Na reforma do IR, a Câmara chegou a aprovar o fim deste instrumento, mas, como contrapartida, havia uma redução no Imposto de Renda da Pessoa Jurídica, o que não ocorrerá neste momento.
Haverá, ainda, uma medida provisória para tratar da tributação de benefícios fiscais concedidos pelos Estados no Imposto sobre a Circulação de Mercadorias e Serviços (ICMS), apurou o Valor. Esse tema foi decidido em abril pelo Superior Tribunal de Justiça (STJ) a favor da União, mas a Fazenda regulamentará a questão para garantir a arrecadação, além de abrir transação tributária para débitos antigos. Haddad vem falando em arrecadar até R$ 90 bilhões, mas o valor que deve ir na peça orçamentária deve girar em R$ 50 bilhões.

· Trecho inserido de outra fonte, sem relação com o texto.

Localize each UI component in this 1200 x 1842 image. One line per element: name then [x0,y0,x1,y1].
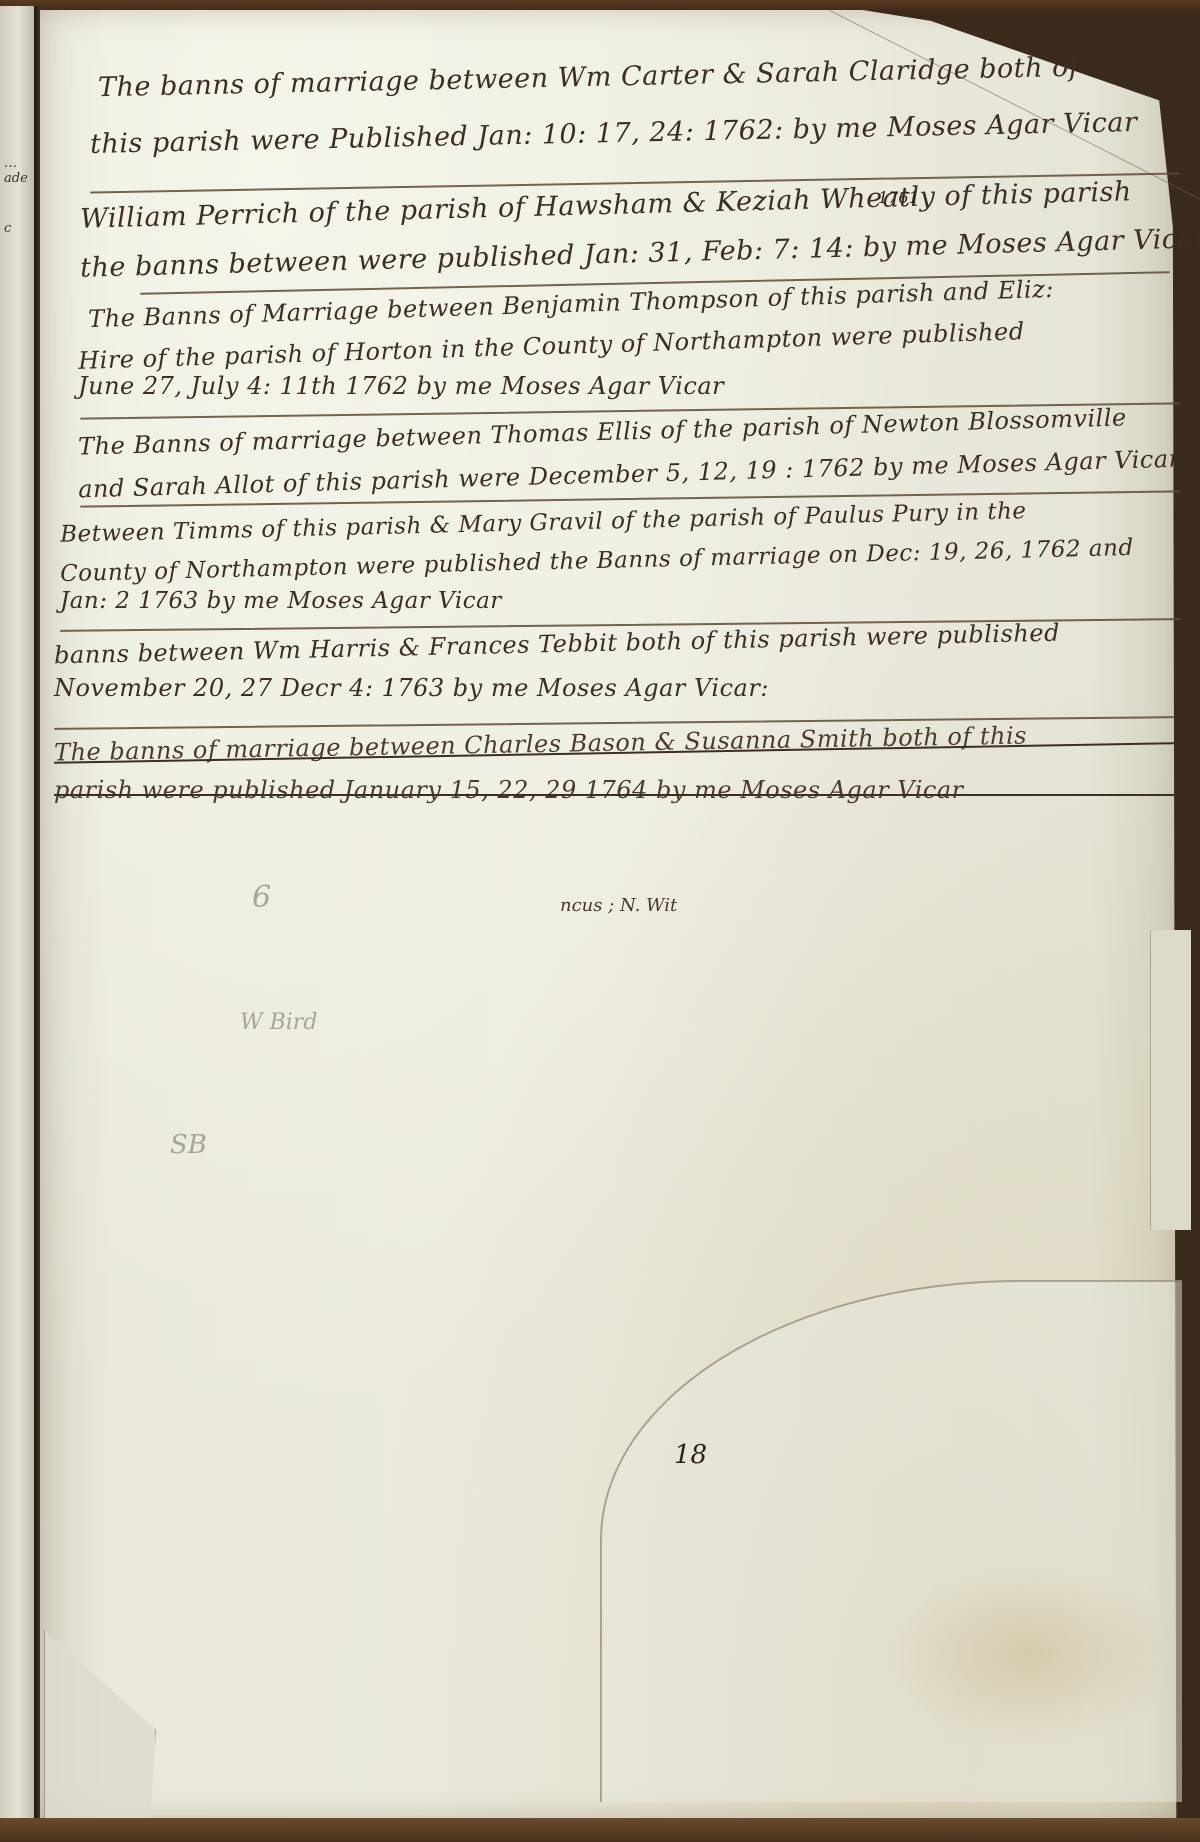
previous-page-margin-mark: …ade [4,156,34,186]
previous-page-edge: …ade c [0,6,36,1821]
entry-line: Jan: 2 1763 by me Moses Agar Vicar [60,588,502,614]
superscript-year: 1761 [878,188,919,207]
book-cover-bottom-edge [0,1818,1200,1842]
strikethrough-line [54,794,1174,796]
entry-line: June 27, July 4: 11th 1762 by me Moses A… [78,372,724,400]
pencil-initials: SB [170,1130,207,1160]
entry-line: parish were published January 15, 22, 29… [54,776,964,804]
ink-scribble: ncus ; N. Wit [560,895,677,916]
water-stain [880,1560,1180,1750]
faint-pencil-word: W Bird [240,1010,317,1035]
pencil-numeral: 6 [252,880,271,915]
entry-line: November 20, 27 Decr 4: 1763 by me Moses… [54,674,769,702]
previous-page-margin-mark: c [4,221,11,236]
torn-edge-flap [1150,930,1191,1230]
page-number: 18 [674,1440,707,1470]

Se são seis as medidas que ainda dependem do Congresso, por outro lado, as novas regras para preço de transferência já viraram lei. O governo apoiou uma medida provisória enviada pelo governo anterior ao Congresso. Essa MP já foi aprovada e sancionada. Falta a regulamentação da Receita Federal.
O preço de transferência é o nome dado à forma de apuração de parte do lucro das multinacionais para fins de pagamento do IR e CSLL. O governo vem falando em uma arrecadação adicional de R$ 25 bilhões por ano com a mudança nas regras de cálculo.